集団遺伝学の分野において、六十年代に、一つの有力で魅力的な学説が提唱された。分子進化においては、自然淘汰に関係のない中立な突然変異が、遺伝的浮動によって集団に広がる、ということを数学的に説明した、木村資生による「分子進化の中立説」である。これは在来の進化説では説明できなかった難問(DNAの配列の違いは、生物種の分岐以来の時間に比例するという、いわゆる「分子時計」説その他)を容易に説明するなど、ここに何らかの真実が含まれていることを認める専門家が次第に増えていった。(ちなみに個人的なことを言えば、学生の時に生物学をやっている友人からこれを教えられ、魅力的な仮説だと思ったことを覚えている。)
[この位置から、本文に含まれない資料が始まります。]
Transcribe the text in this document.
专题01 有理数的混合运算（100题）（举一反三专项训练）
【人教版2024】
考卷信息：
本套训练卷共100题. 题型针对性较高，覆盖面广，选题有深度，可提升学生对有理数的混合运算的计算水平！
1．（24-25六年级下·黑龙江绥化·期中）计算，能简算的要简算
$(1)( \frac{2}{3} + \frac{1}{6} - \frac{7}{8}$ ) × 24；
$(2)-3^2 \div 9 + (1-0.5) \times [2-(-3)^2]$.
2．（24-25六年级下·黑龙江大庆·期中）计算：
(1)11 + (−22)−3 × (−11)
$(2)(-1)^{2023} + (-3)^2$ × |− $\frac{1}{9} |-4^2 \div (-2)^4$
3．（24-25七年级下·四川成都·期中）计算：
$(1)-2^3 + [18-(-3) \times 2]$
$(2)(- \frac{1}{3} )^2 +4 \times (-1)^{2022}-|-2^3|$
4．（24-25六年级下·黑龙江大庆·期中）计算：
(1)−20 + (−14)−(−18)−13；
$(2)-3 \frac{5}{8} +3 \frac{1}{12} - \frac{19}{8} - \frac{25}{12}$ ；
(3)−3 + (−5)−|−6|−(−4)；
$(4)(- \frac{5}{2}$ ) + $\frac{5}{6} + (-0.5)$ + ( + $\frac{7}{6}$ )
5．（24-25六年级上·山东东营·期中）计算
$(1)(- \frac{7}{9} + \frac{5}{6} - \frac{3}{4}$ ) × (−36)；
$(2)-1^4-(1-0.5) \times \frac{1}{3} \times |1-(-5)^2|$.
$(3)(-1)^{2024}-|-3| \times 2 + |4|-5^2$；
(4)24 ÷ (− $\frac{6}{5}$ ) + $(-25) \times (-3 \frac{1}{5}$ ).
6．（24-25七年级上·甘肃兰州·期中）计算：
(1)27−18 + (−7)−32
 著者はその木村の同僚で、「分子進化の中立説」では説明しきれなかった問題について、突然変異を淘汰から完全に切り離してしまうのではなく、これがごく弱い淘汰を受けるものとすると、「中立説」の難問が解消されることに気づき、これを「分子進化のほぼ中立説」とした。本書によればこれはアド・ホックな解決ではなさそうで、それどころか「中立説」とはかなり異なった部分も出てくるようである。とても興味深い仮説なのであるが、本書についてだけれども、入門書としてはちょっと難解すぎるのではないか。正直言って自分には、この仮説の成否を判断できるほど、内容をはっきりと理解できたとはいえない。例えばドリフトと淘汰の関係や、種内多型と種間分化の違いの本質など、もっと判りやすいとよかった。とはいっても、ロバストネスやエピジェネティクス(共に遺伝子型と表現型の齟齬の問題)についてなどは、新しい話題で面白い。
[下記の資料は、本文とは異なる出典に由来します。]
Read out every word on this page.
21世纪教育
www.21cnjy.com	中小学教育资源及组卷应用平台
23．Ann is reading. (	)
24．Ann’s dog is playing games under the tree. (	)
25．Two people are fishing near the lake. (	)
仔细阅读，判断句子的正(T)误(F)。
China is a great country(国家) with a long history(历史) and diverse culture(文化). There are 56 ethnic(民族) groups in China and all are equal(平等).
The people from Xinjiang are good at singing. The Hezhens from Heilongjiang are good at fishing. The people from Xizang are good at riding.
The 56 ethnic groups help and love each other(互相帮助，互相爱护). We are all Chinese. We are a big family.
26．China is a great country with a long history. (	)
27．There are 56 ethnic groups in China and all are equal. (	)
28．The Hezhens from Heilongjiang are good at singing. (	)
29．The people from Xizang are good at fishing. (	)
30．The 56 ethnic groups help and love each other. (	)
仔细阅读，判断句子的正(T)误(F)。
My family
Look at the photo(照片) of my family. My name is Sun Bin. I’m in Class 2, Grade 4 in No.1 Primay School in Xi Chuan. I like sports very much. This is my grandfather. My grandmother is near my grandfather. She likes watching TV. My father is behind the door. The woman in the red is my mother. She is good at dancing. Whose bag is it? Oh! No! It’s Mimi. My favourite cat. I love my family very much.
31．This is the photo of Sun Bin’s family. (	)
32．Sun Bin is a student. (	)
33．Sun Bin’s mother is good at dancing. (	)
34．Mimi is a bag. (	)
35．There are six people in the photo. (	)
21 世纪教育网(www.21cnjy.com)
 まあ、集団遺伝学は、生物学で最も数学化の進んだ分野であるが、進化というのはどうしても偶然が左右するところなので、数学的に証明して終わり、というわけにはいかないのが紛糾する原因である。その意味では、何となく経済学に似ているといえなくもない。
 古い本ではあるが、「中立説」の提唱者である木村の著書『生物進化を考える』が、集団遺伝学の基礎知識を与えてくれるので、付言しておく。